Integral of x^3/(x+1) dx

1. Rewrite the integrand:

   $$\frac{x^{3}}{x + 1} = x^{2} - x + 1 - \frac{1}{x + 1}$$

2. Integrate term-by-term:

   1. The integral of $x^{n}$ is $\frac{x^{n + 1}}{n + 1}$ when $n \neq -1$:

      $$\int x^{2}\, dx = \frac{x^{3}}{3}$$

   1. The integral of a constant times a function is the constant times the integral of the function:

      $$\int \left(- x\right)\, dx = - \int x\, dx$$

      1. The integral of $x^{n}$ is $\frac{x^{n + 1}}{n + 1}$ when $n \neq -1$:

         $$\int x\, dx = \frac{x^{2}}{2}$$

      So, the result is: $- \frac{x^{2}}{2}$

   1. The integral of a constant is the constant times the variable of integration:

      $$\int 1\, dx = x$$

   1. The integral of a constant times a function is the constant times the integral of the function:

      $$\int \left(- \frac{1}{x + 1}\right)\, dx = - \int \frac{1}{x + 1}\, dx$$

      1. Let $u = x + 1$.

         Then let $du = dx$ and substitute $du$:

         $$\int \frac{1}{u}\, du$$

         1. The integral of $\frac{1}{u}$ is $\log{\left(u \right)}$.
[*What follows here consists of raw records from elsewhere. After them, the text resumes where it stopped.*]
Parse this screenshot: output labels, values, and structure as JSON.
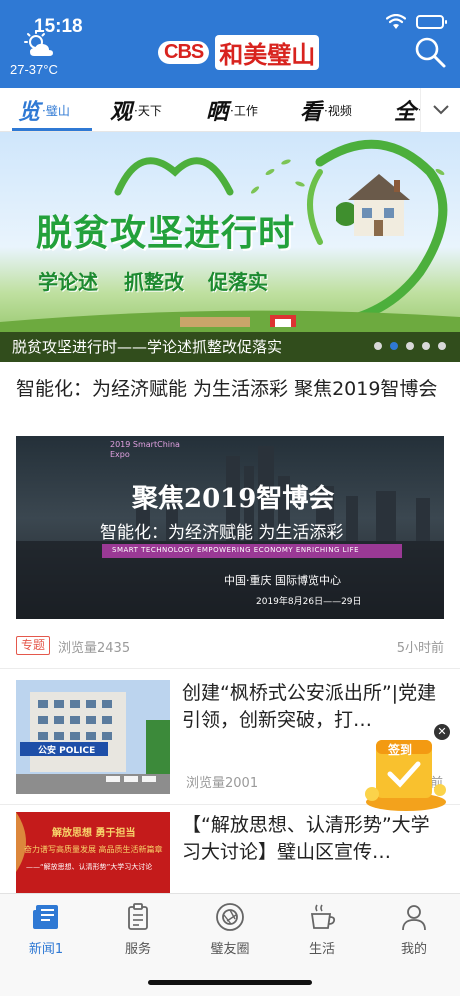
{
  "status_bar": {
    "time": "15:18",
    "temperature": "27-37°C",
    "weather_icon": "sun-cloud-icon"
  },
  "header": {
    "logo_cbs": "CBS",
    "logo_text": "和美璧山",
    "search_icon": "search-icon"
  },
  "tabs": [
    {
      "big": "览",
      "small": "·璧山",
      "active": true
    },
    {
      "big": "观",
      "small": "·天下",
      "active": false
    },
    {
      "big": "晒",
      "small": "·工作",
      "active": false
    },
    {
      "big": "看",
      "small": "·视频",
      "active": false
    },
    {
      "big": "全",
      "small": "·",
      "active": false
    }
  ],
  "banner": {
    "headline": "脱贫攻坚进行时",
    "slogans": [
      "学论述",
      "抓整改",
      "促落实"
    ],
    "caption": "脱贫攻坚进行时——学论述抓整改促落实",
    "slide_count": 5,
    "active_slide": 1
  },
  "featured": {
    "title": "智能化：为经济赋能 为生活添彩 聚焦2019智博会",
    "image": {
      "logo_text": "2019 SmartChina Expo",
      "headline": "聚焦2019智博会",
      "subtitle": "智能化：为经济赋能 为生活添彩",
      "english": "SMART TECHNOLOGY EMPOWERING ECONOMY ENRICHING LIFE",
      "venue": "中国·重庆 国际博览中心",
      "dates": "2019年8月26日——29日"
    },
    "tag": "专题",
    "views": "浏览量2435",
    "time_ago": "5小时前"
  },
  "list": [
    {
      "title": "创建“枫桥式公安派出所”|党建引领，创新突破，打…",
      "views": "浏览量2001",
      "thumb_text": "公安 POLICE",
      "time_ago": "前"
    },
    {
      "title": "【“解放思想、认清形势”大学习大讨论】璧山区宣传…",
      "views": "",
      "thumb_lines": [
        "解放思想 勇于担当",
        "奋力谱写高质量发展 高品质生活新篇章",
        "——“解放思想、认清形势”大学习大讨论"
      ]
    }
  ],
  "floating": {
    "signin_label": "签到"
  },
  "bottom_nav": [
    {
      "label": "新闻1",
      "icon": "news-icon",
      "active": true
    },
    {
      "label": "服务",
      "icon": "clipboard-icon",
      "active": false
    },
    {
      "label": "璧友圈",
      "icon": "camera-shutter-icon",
      "active": false
    },
    {
      "label": "生活",
      "icon": "coffee-cup-icon",
      "active": false
    },
    {
      "label": "我的",
      "icon": "person-icon",
      "active": false
    }
  ],
  "colors": {
    "brand_blue": "#2f79d4",
    "brand_red": "#d8231e",
    "tag_red": "#e4584c"
  }
}
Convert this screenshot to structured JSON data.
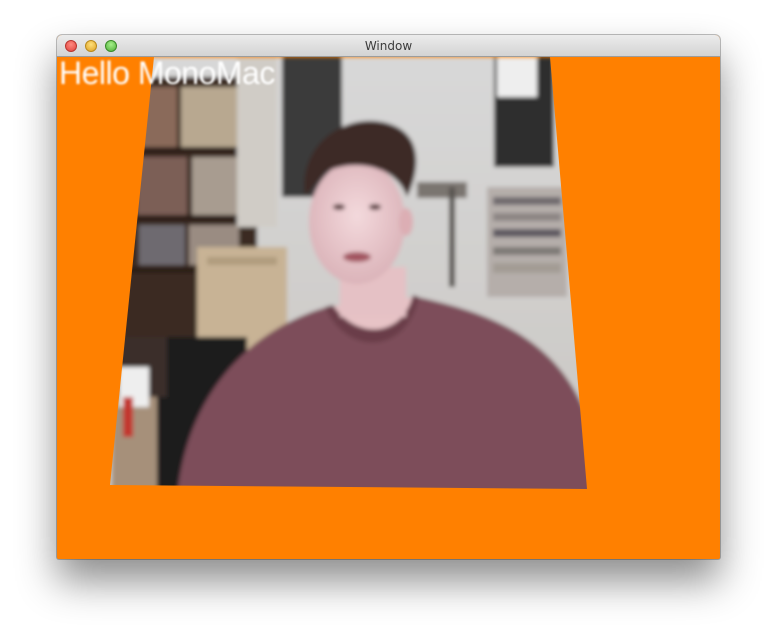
{
  "window": {
    "title": "Window"
  },
  "content": {
    "overlay_text": "Hello MonoMac",
    "background_color": "#ff8000"
  },
  "icons": {
    "close": "close-traffic-light",
    "minimize": "minimize-traffic-light",
    "zoom": "zoom-traffic-light"
  }
}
         Now substitute $u$ back in:

         $$\log{\left(x + 1 \right)}$$

      So, the result is: $- \log{\left(x + 1 \right)}$

   The result is: $\frac{x^{3}}{3} - \frac{x^{2}}{2} + x - \log{\left(x + 1 \right)}$

3. Add the constant of integration:

   $$\frac{x^{3}}{3} - \frac{x^{2}}{2} + x - \log{\left(x + 1 \right)}+ \mathrm{constant}$$

The answer is:

$$\frac{x^{3}}{3} - \frac{x^{2}}{2} + x - \log{\left(x + 1 \right)}+ \mathrm{constant}$$